Mili Shah, 2019. Photo by Joao Enxuto / The Cooper Union

Mili Shah, the newly-arrived associate professor of mathematics at the Albert Nerken School of Engineering, loves to solve “math problems.” But not the kind most of us recall from our grade school days. In fact, back in high school, Shah was rather indifferent to those kind of math problems and would have likely laughed if you had suggested she would become a mathematician. Now she says, “I love interacting with people and finding out what types of problems they have and figuring out ways I can help them using math.”

In college Shah considered studying art history, in spite of growing up in a STEM-focused family. Her father was the local doctor in the town of Tifton, Georgia, where she grew up. Her mother, who trained as a chemist, ran the front office of the practice. Her brother has become an ophthalmologist. She recalls her college sophomore differential equations course as being eye-opening. “It was full of applications,” she says. “It had a lot of environmental problems like what are known as predator-prey problems modeling the populations of different animals and how they relate to each other. The following summer I did a Research Experience for Undergraduates program in environmental math and saw how you can apply mathematics to solving ground water contamination, using it to explain the phenomena of how contaminants flow down a river, for example.”

After graduating Shah immediately began to pursue a Ph.D. in applied mathematics. For her thesis she worked on an algorithm known as a, “symmetry-preserving singular-value decomposition.” If you don’t know what that is, Mili Shah is the perfect person to ask because she will get a big smile on her face and, without a hint of condescension, give you an easy-to-understand explanation that shares her enthusiasm. “The group we were working with was interested in the problem of how to preserve symmetric motions in molecular dynamics simulations.  What was fun was that the work was applicable to other types of problems. For example in facial recognition we were able to mathematically prove that if you wanted to create the best symmetric approximation of someone’s face you can flip the left side to the right and the right side to the left and average the two.”

Shah arrived at the school of engineering after teaching for over ten years at Loyola University in Maryland.

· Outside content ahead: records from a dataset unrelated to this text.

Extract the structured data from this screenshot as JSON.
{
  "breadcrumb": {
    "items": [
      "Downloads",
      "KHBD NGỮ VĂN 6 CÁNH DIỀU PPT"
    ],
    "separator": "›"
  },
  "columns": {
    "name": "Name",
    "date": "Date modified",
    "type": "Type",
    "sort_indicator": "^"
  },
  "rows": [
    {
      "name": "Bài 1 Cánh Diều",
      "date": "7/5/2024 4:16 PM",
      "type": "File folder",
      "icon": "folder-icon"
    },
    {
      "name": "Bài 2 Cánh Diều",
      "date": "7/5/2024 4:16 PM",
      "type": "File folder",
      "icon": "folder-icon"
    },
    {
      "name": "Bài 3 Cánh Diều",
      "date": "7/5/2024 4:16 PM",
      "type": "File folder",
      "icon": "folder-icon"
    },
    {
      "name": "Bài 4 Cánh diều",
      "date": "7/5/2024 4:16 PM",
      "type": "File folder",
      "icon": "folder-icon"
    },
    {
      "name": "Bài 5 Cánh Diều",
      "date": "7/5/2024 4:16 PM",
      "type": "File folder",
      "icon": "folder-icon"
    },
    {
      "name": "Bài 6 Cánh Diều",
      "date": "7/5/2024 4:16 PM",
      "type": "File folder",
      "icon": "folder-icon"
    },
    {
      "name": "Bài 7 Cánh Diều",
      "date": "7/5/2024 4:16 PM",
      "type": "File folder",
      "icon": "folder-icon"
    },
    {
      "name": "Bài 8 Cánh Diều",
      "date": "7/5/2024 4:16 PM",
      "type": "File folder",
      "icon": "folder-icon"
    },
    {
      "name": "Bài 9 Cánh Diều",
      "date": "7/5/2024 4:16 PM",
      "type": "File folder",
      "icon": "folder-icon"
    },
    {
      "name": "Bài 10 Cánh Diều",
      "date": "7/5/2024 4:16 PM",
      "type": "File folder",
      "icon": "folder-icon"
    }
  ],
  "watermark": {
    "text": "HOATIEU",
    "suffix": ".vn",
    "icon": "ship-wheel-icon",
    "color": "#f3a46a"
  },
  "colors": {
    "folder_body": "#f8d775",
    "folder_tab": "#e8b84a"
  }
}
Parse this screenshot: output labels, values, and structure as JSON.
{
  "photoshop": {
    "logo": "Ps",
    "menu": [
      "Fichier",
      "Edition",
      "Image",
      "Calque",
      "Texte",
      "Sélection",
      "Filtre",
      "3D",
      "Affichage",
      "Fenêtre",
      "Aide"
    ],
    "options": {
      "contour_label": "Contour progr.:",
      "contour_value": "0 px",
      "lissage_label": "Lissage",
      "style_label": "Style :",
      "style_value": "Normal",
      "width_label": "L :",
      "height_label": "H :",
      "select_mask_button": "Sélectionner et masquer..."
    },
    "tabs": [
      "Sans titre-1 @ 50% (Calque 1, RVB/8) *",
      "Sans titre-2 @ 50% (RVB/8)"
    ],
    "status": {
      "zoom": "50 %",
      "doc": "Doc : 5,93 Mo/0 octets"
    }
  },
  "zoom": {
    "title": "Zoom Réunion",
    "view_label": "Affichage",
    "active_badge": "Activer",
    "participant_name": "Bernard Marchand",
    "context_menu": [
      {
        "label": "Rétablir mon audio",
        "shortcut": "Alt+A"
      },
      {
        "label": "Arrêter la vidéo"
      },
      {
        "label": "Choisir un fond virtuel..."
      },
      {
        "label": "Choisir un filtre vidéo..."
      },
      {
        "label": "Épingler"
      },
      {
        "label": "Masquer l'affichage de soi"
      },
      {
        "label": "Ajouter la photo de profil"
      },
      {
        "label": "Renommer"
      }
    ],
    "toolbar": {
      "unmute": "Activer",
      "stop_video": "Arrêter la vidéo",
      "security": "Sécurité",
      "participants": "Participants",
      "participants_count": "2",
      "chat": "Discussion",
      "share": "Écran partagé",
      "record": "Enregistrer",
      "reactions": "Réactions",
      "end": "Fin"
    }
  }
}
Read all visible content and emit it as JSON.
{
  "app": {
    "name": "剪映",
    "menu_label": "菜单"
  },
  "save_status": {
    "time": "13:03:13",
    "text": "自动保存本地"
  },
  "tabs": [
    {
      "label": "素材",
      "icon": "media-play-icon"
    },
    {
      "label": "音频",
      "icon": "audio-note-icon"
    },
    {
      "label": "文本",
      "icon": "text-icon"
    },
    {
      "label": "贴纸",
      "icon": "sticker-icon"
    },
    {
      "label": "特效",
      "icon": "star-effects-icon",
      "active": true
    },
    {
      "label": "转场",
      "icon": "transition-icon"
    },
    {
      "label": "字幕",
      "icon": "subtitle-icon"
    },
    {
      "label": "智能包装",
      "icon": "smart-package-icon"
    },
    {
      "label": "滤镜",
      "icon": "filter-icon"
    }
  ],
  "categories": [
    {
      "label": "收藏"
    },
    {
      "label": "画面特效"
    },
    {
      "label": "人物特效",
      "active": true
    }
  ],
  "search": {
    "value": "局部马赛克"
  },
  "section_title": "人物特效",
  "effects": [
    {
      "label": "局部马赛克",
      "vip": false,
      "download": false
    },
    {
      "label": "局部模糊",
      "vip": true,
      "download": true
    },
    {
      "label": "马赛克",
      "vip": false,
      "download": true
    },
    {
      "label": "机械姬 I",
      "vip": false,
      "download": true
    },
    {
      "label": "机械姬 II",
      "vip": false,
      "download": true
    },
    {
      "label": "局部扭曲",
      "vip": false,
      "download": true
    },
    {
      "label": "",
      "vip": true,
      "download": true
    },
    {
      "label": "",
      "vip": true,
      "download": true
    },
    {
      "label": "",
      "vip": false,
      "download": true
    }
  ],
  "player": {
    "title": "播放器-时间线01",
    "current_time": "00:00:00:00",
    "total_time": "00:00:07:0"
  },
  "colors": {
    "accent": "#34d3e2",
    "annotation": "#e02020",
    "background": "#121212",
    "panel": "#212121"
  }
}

She started here in the Fall of 2018 teaching Calculus 1 and Linear Algebra. This semester she co-teaches an industrial robotics course. “I am really excited,” she says. “We have a nice robotic arm and are about to install a motion-capture system. We’ll be showing how to use that and describing the math underlying everything.”

When not teaching Shah has been working with the National Institute of Standards and Technology, a government-funded lab in Gaithersburg, MD. “They are trying to come up with math-based metrics to evaluate different types of robots, be it robotic arms or exoskeletons or what have you, to evaluate which one is better than the other one. This was an area of research I knew nothing about but again, math is a universal language. It’s been fun applying mathematics to this area.”

In Shah’s spare time … well … she thinks about math. She has had an equation on the chalkboard in her office since moving there. “This is based on the problem of having a robot with different sensors, like a camera and a lidar, and figuring out how to combine them into a common-coordinate frame. Mathematically it turns out to be a really clean problem. But in a practical sense there is always noise. So a lot of times you do equality to build up your intuition and then, if you can solve it for equality, you can take it to the next step for minimizing the real-world difference. That’s the beauty of being an applied mathematician. You have your ideals but you always continue to add realistic elements to it. I’m always open to new ideas and new problems. If you have any type of problem come talk to me and I will try to figure out how math can help you.”